Celtic manager Neil Lennon and Rangers Assistant Coach Ally McCoist clashed on the sidelines. During the game, 12 yellow cards were shown and 3 players were sent off. While at the end of the 90 minutes the two coaches squared up to each other. After McCoist had learned about the Celtic manager verbally abusing Rangers players El Hadji Diouf and Vladimir Weiss.


The two Old Firm teams are some of the most successful in organized sport. Between them Rangers and Celtic have won 103 of the 121 Scottish League Championships.

In total, Rangers have won 115 titles, making them the most successful team in soccer. This includes 54 League Championships, 33 Scottish Cups, 27 League Cups, and 1 Cup Winners' Cup.

Rangers saw their most successful period in the 1990s. Winning 9 League Championships in a row, under the stewardship of Walter Smith.

Celtic have won a total of 106 titles. 49 League Championships, 38 Scottish Cups, 18 League Cups, and 1 European Cup.

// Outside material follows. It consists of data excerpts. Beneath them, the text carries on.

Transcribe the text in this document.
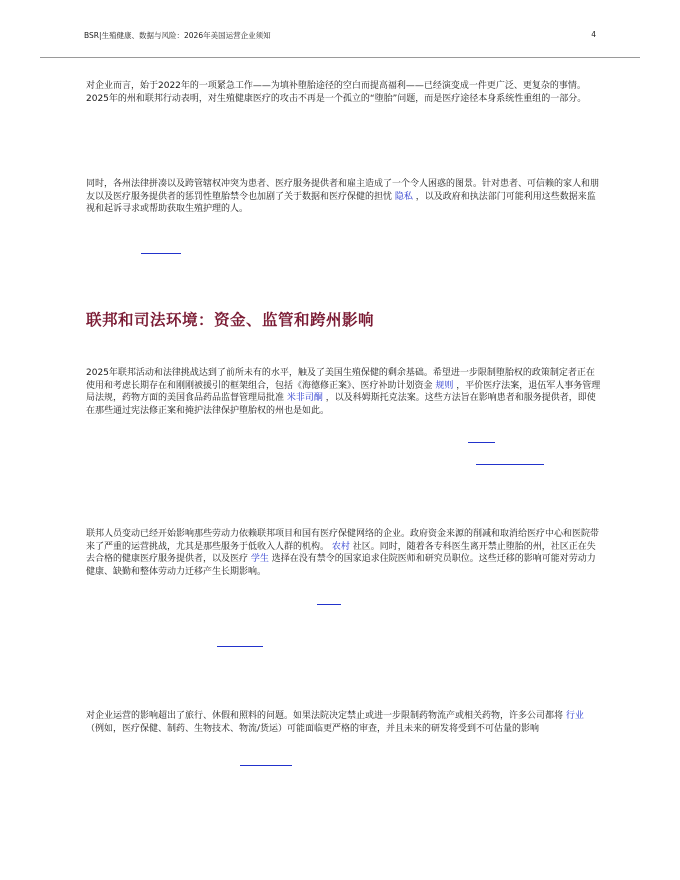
BSR|生殖健康、数据与风险：2026年美国运营企业须知	4

对企业而言，始于2022年的一项紧急工作——为填补堕胎途径的空白而提高福利——已经演变成一件更广泛、更复杂的事情。2025年的州和联邦行动表明，对生殖健康医疗的攻击不再是一个孤立的“堕胎”问题，而是医疗途径本身系统性重组的一部分。

同时，各州法律拼凑以及跨管辖权冲突为患者、医疗服务提供者和雇主造成了一个令人困惑的图景。针对患者、可信赖的家人和朋友以及医疗服务提供者的惩罚性堕胎禁令也加剧了关于数据和医疗保健的担忧 隐私 ，以及政府和执法部门可能利用这些数据来监视和起诉寻求或帮助获取生殖护理的人。

联邦和司法环境：资金、监管和跨州影响

2025年联邦活动和法律挑战达到了前所未有的水平，触及了美国生殖保健的剩余基础。希望进一步限制堕胎权的政策制定者正在使用和考虑长期存在和刚刚被援引的框架组合，包括《海德修正案》、医疗补助计划资金 规则 ，平价医疗法案，退伍军人事务管理局法规，药物方面的美国食品药品监督管理局批准 米非司酮 ，以及科姆斯托克法案。这些方法旨在影响患者和服务提供者，即使在那些通过宪法修正案和掩护法律保护堕胎权的州也是如此。

联邦人员变动已经开始影响那些劳动力依赖联邦项目和国有医疗保健网络的企业。政府资金来源的削减和取消给医疗中心和医院带来了严重的运营挑战，尤其是那些服务于低收入人群的机构。 农村 社区。同时，随着各专科医生离开禁止堕胎的州，社区正在失去合格的健康医疗服务提供者，以及医疗 学生 选择在没有禁令的国家追求住院医师和研究员职位。这些迁移的影响可能对劳动力健康、缺勤和整体劳动力迁移产生长期影响。

对企业运营的影响超出了旅行、休假和照料的问题。如果法院决定禁止或进一步限制药物流产或相关药物，许多公司都将 行业 （例如，医疗保健、制药、生物技术、物流/货运）可能面临更严格的审查，并且未来的研发将受到不可估量的影响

Jock Stein oversaw Celtic's most successful period in the 1960s. Leading Celtic to 9 League Championships between 1966 and 1974. Going on to create the Lisbon Lions, a team made up of players born within 10 miles of Celtic Park. They would go on to beat Inter Milan 2-1, in Lisbon to lift the European Cup, while also winning all three domestic trophies in 1967. Becoming the first British team to win the European Cup.

Since Celtic ended Rangers 10 in a row charge in 1998. The league has continued to swap hands. Leading to four last day deciders between 2003 and 2009. Including the famous helicopter Sunday, in 2005.

Celtic enjoyed a two-point cushion as they traveled to Motherwell while Rangers, who had a better goal difference, headed to face Hibernian, more in hope than expectation.

Chris Sutton (@chris_sutton73) would fire Celtic in front against Motherwell, while Nacho Novo's (@nnovo1010) goal for Rangers looked as if it would count for nothing. However, in the most dramatic of endings, Motherwell striker Scott McDonald (@ScottyMcD83) equalized with just 2 minutes remaining to send the helicopter towards Rangers.

Leading to the famous line by radio commentator “The Helicopter is changing direction….” McDonald would go on to scored again in stoppage time to seal an unlikely home win.


In 2011, Rangers owner David Murray agreed to sell his controlling interest in the club to Craig White for £1. Murray later saying that he had sold to Whyte because he had pledged to pay off the bank debt, settle the 'wee tax case' and invest money in the playing squad and stadium.

Whyte however had borrowed £26.7 million ($33.6 million) against future season ticket sales from ticket company Ticketus. An agreement that was reached before the sale of the club had been completed. It was also found that Whyte had failed to disclose that he had been previously banned as a company director.

Whyte would then fail to pay the pay-as-you-earn tax deducted from his employees to HMRC. While also failing to pay the debt he previously promised to pay.

Whyte then leads Rangers to file for administration, on February 13th, 2012. Forcing Rangers to be relegated to the foot of the Scottish Football Pyramid.

While Rangers were busy in the lower leagues, Celtic continued to dominate Scottish soccer. Winning 7 titles in a row.

While there have defiantly been some horrible things done in the name of the Old Firm rivalry. The fixture defiantly makes Glasgow life richer and exemplifies how important the city is, and has been, to the world's game.